Hinderk Emrich: Welche Farbe hat der Montag?

Inhalt:

Blauer Wein oder Buchstaben, zu denen bestimmte Farben gehören, farbige Himmelsrichtungen oder Musik, die hörend auch in Formen und Strukturen erlebt wird. Wer solche Wahrnehmungen hat, gehört zu den Synästhetikern. Lange wurde dieses Phänomen von der Wissenschaft wenig beachtet. Das ist heute anders, auch dank Psychiatern wie Hinderk Emrich. Dieses Buch präsentiert nicht nur den Standpunkt der modernen Neurowissenschaft zum Rätsel Synästhesie; es wagt sich auch in philosophische Randgebiete. Wie sieht das Leben eines Synästhetikers aus und wie funktioniert unsere Wahrnehmung überhaupt? (Klappentext)

Rezension:
Schmeckt die Bratwurst blau und klingt der Montag rot, gehören die jenigen, die so wahrnehmen zu den Synästhetikern, eben so wie jene, die Musik in Formen vor sich ablaufen sehen oder Zahlreihen und gesprochene Wörter farbig vor den Augen ablaufen sehen. Vielleicht erzeugt aber auch das Wort Schokolade einen Geschmack nach Melone im Mund, während Kakao sich zitronengelb anfühlt?

Auch dann ist man nicht unbedingt verrückt, sondern lebt mit Sinnesverknüpfungen, die nur bei vergleichsweisewenigen Menschen vorkommen. Dieses Phänomen ist in Einzelheiten schon seit Jahrhunderten bekannt, wird jedoch erst seit wenigen Jahren ernsthaft erforscht. Nun wurde der aktuelle Wissensstand in diesem sehr detaillierten Sachbuch einmal zusammengefasst.

Zunächst einmal muss unterschieden werden zwischen dem, was Synästhesie ausmacht und Subjektivität bedeutet, bevor dann die Funktionialität der Sinne und einzelner Hirnregionen erklärt wird.
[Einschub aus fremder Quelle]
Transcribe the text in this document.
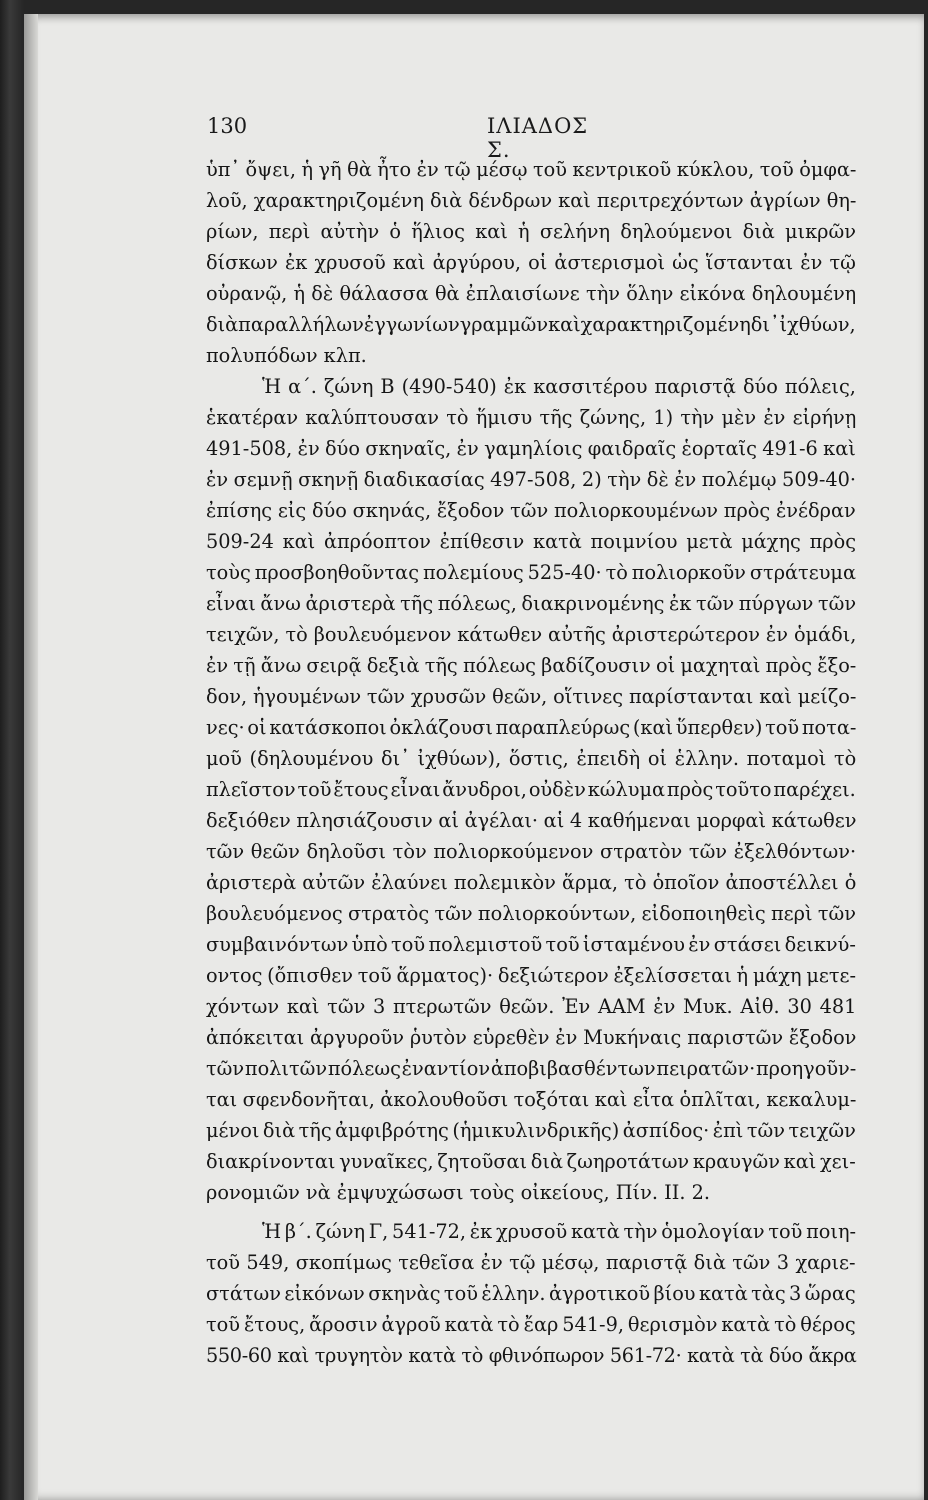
130	ΙΛΙΑΔΟΣ Σ.
ὑπ᾽ ὄψει, ἡ γῆ θὰ ἦτο ἐν τῷ μέσῳ τοῦ κεντρικοῦ κύκλου, τοῦ ὀμφα-
λοῦ, χαρακτηριζομένη διὰ δένδρων καὶ περιτρεχόντων ἀγρίων θη-
ρίων, περὶ αὐτὴν ὁ ἥλιος καὶ ἡ σελήνη δηλούμενοι διὰ μικρῶν
δίσκων ἐκ χρυσοῦ καὶ ἀργύρου, οἱ ἀστερισμοὶ ὡς ἵστανται ἐν τῷ
οὐρανῷ, ἡ δὲ θάλασσα θὰ ἐπλαισίωνε τὴν ὅλην εἰκόνα δηλουμένη
διὰ παραλλήλων ἐγγωνίων γραμμῶν καὶ χαρακτηριζομένη δι᾽ ἰχθύων,
πολυπόδων κλπ.
Ἡ α΄. ζώνη Β (490-540) ἐκ κασσιτέρου παριστᾷ δύο πόλεις,
ἑκατέραν καλύπτουσαν τὸ ἥμισυ τῆς ζώνης, 1) τὴν μὲν ἐν εἰρήνῃ
491-508, ἐν δύο σκηναῖς, ἐν γαμηλίοις φαιδραῖς ἑορταῖς 491-6 καὶ
ἐν σεμνῇ σκηνῇ διαδικασίας 497-508, 2) τὴν δὲ ἐν πολέμῳ 509-40·
ἐπίσης εἰς δύο σκηνάς, ἔξοδον τῶν πολιορκουμένων πρὸς ἐνέδραν
509-24 καὶ ἀπρόοπτον ἐπίθεσιν κατὰ ποιμνίου μετὰ μάχης πρὸς
τοὺς προσβοηθοῦντας πολεμίους 525-40· τὸ πολιορκοῦν στράτευμα
εἶναι ἄνω ἀριστερὰ τῆς πόλεως, διακρινομένης ἐκ τῶν πύργων τῶν
τειχῶν, τὸ βουλευόμενον κάτωθεν αὐτῆς ἀριστερώτερον ἐν ὁμάδι,
ἐν τῇ ἄνω σειρᾷ δεξιὰ τῆς πόλεως βαδίζουσιν οἱ μαχηταὶ πρὸς ἔξο-
δον, ἡγουμένων τῶν χρυσῶν θεῶν, οἵτινες παρίστανται καὶ μείζο-
νες· οἱ κατάσκοποι ὀκλάζουσι παραπλεύρως (καὶ ὕπερθεν) τοῦ ποτα-
μοῦ (δηλουμένου δι᾽ ἰχθύων), ὅστις, ἐπειδὴ οἱ ἑλλην. ποταμοὶ τὸ
πλεῖστον τοῦ ἔτους εἶναι ἄνυδροι, οὐδὲν κώλυμα πρὸς τοῦτο παρέχει.
δεξιόθεν πλησιάζουσιν αἱ ἀγέλαι· αἱ 4 καθήμεναι μορφαὶ κάτωθεν
τῶν θεῶν δηλοῦσι τὸν πολιορκούμενον στρατὸν τῶν ἐξελθόντων·
ἀριστερὰ αὐτῶν ἐλαύνει πολεμικὸν ἅρμα, τὸ ὁποῖον ἀποστέλλει ὁ
βουλευόμενος στρατὸς τῶν πολιορκούντων, εἰδοποιηθεὶς περὶ τῶν
συμβαινόντων ὑπὸ τοῦ πολεμιστοῦ τοῦ ἱσταμένου ἐν στάσει δεικνύ-
οντος (ὄπισθεν τοῦ ἅρματος)· δεξιώτερον ἐξελίσσεται ἡ μάχη μετε-
χόντων καὶ τῶν 3 πτερωτῶν θεῶν. Ἐν ΑΑΜ ἐν Μυκ. Αἰθ. 30 481
ἀπόκειται ἀργυροῦν ῥυτὸν εὑρεθὲν ἐν Μυκήναις παριστῶν ἔξοδον
τῶν πολιτῶν πόλεως ἐναντίον ἀποβιβασθέντων πειρατῶν· προηγοῦν-
ται σφενδονῆται, ἀκολουθοῦσι τοξόται καὶ εἶτα ὁπλῖται, κεκαλυμ-
μένοι διὰ τῆς ἀμφιβρότης (ἡμικυλινδρικῆς) ἀσπίδος· ἐπὶ τῶν τειχῶν
διακρίνονται γυναῖκες, ζητοῦσαι διὰ ζωηροτάτων κραυγῶν καὶ χει-
ρονομιῶν νὰ ἐμψυχώσωσι τοὺς οἰκείους, Πίν. ΙΙ. 2.
Ἡ β΄. ζώνη Γ, 541-72, ἐκ χρυσοῦ κατὰ τὴν ὁμολογίαν τοῦ ποιη-
τοῦ 549, σκοπίμως τεθεῖσα ἐν τῷ μέσῳ, παριστᾷ διὰ τῶν 3 χαριε-
στάτων εἰκόνων σκηνὰς τοῦ ἑλλην. ἀγροτικοῦ βίου κατὰ τὰς 3 ὥρας
τοῦ ἔτους, ἄροσιν ἀγροῦ κατὰ τὸ ἔαρ 541-9, θερισμὸν κατὰ τὸ θέρος
550-60 καὶ τρυγητὸν κατὰ τὸ φθινόπωρον 561-72· κατὰ τὰ δύο ἄκρα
Was ist angeborene Synästheie? Kann man sie erwerben und wieder verlieren? Das tun die Autoren im ersten Teil ihres kompakten Sachbuchs, welches zwar anspruchsvoll wirkt, jedoch auch für Laien verständlich beschrieben wird.

Unterstützt wird dies durch Grafiken zur Veranschaulichungen, nicht zuletzt auch Darstellungen, wie bestimmte Details von den betroffenen Personenkreis gesehen wird und warum eine Erforschung dessen lange Zeit nur schwer möglich war. Dabei werden sehr schnell einige Jahrzehnte Wissenschaftsgeschichte heruntergebrochen, immer mit Beispielen hinterlegt als Wegmarken.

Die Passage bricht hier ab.